Freeman stellt darin die These auf, dass das Platzen der US-Immobilienblase nicht der unmittelbare Auslöser der Weltfinanzkrise war, auch wenn er einräumt, dass die US-Immobilienblase dabei zweifellos eine Rolle spielte, ebenso wie das Problem der viel zu hohen amerikanischen Staatsverschuldung und eine Reihe anderer ungünstiger Faktoren. Stattdessen präsentiert Freeman eine sehr überzeugende Indizienkette, die darauf hindeutet, dass der große Finanzcrash vom September 2008 in Wirklichkeit das Resultat einer langfristig vorbereiteten Sabotage war, die mit großem organisatorischem Aufwand durchgeführt wurde. Er verwendet den Begriff  »financial terrorism«. Freeman beschreibt detailliert, wie im Jahr 2008 eine Abfolge sorgfältig koordinierter Angriffe auf die amerikanischen Finanzmärkte erfolgte, die beinahe den vollständigen Kollaps des westlichen Finanzsystems bewirkt hätten. Dabei wurden weltweit etwa 50 Billionen US-Dollar an Vermögenswerten vernichtet. Er spricht dezidiert von einem Akt wirtschaftlicher Kriegsführung (»economic warfare«).

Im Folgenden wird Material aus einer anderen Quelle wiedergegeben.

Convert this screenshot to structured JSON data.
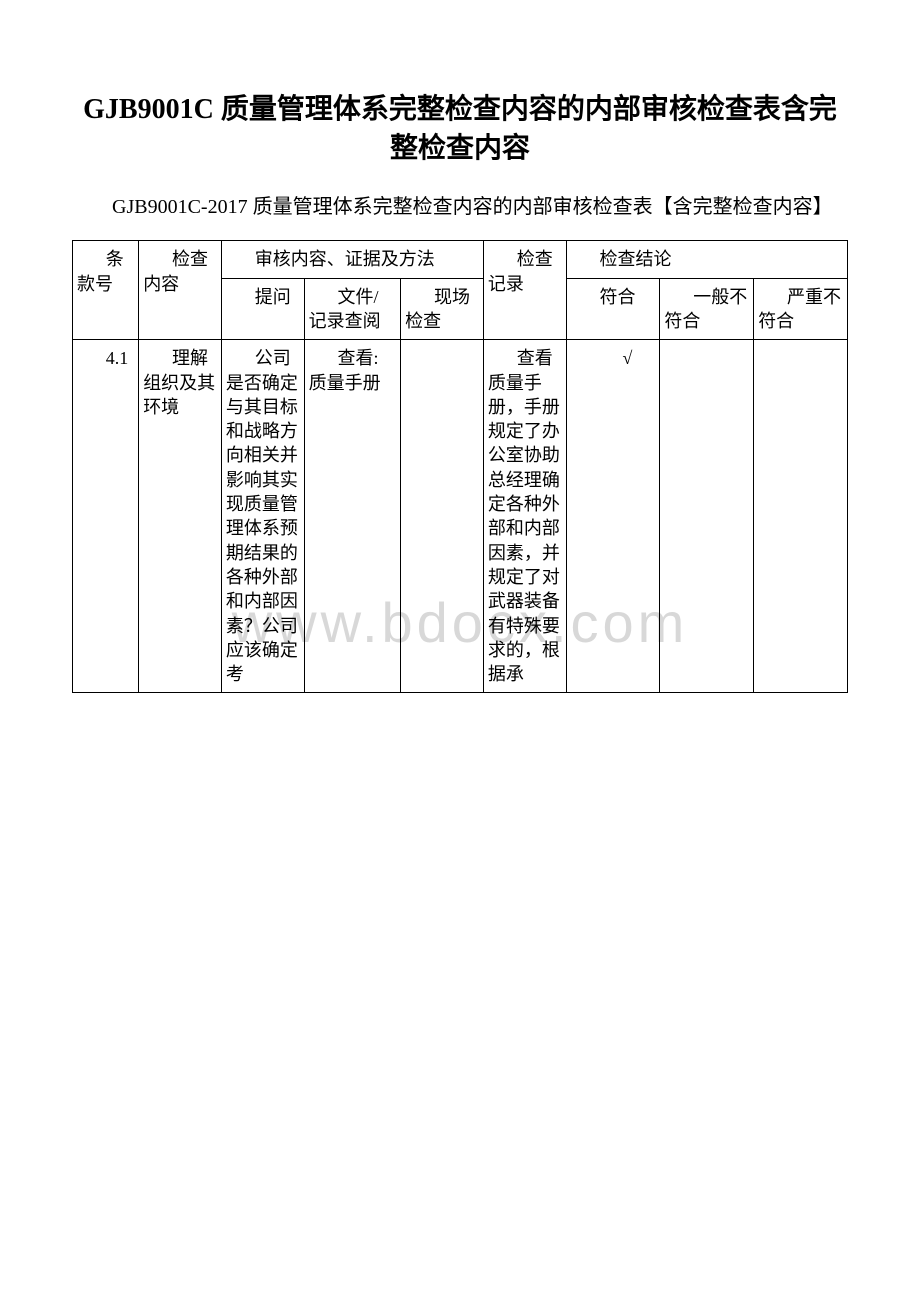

»Financial Terrorism« und »Economic Warfare«

Diese Begriffe mögen im Zusammenhang mit der Finanzkrise von 2008 zunächst fremdartig und ungewohnt erscheinen, schließlich setzt man üblicherweise voraus, dass alle Händler und Investoren an den Weltbörsen ausschließlich das Ziel verfolgen, Gewinne zu machen, wenn auch zuweilen unethisch und rücksichtslos, aber dass doch zumindest niemand ein vorsätzliches Interesse daran haben könnte, das komplette System zum Kollaps zu bringen. Doch Freeman beschreibt auf 287 Seiten selbst für Laien klar nachvollziehbar, welche Mittel und Methoden dabei in welcher Reihenfolge eingesetzt wurden, und er identifiziert sogar die Handelshäuser, über welche die Angriffe liefen. Vorbereitet wurde die Operation laut Freeman in ihrer ersten Phase durch einen über längere Zeit vorsätzlich nach oben getriebenen Ölpreis. Darauf folgten in der zweiten Phase verdächtige Marktmanipulationen, welche mehrere Banken, darunter Bear Stearns und Lehman Brothers, zu Fall brachten und er zeigt detailliert auf, welche Rolle dabei u.a. Credit Default Swaps, ungedeckte Leerverkäufe, Währungsmanipulationen, Staats-, Index- und Hedgefonds, sowie der automatisierte Computerhandel spielten.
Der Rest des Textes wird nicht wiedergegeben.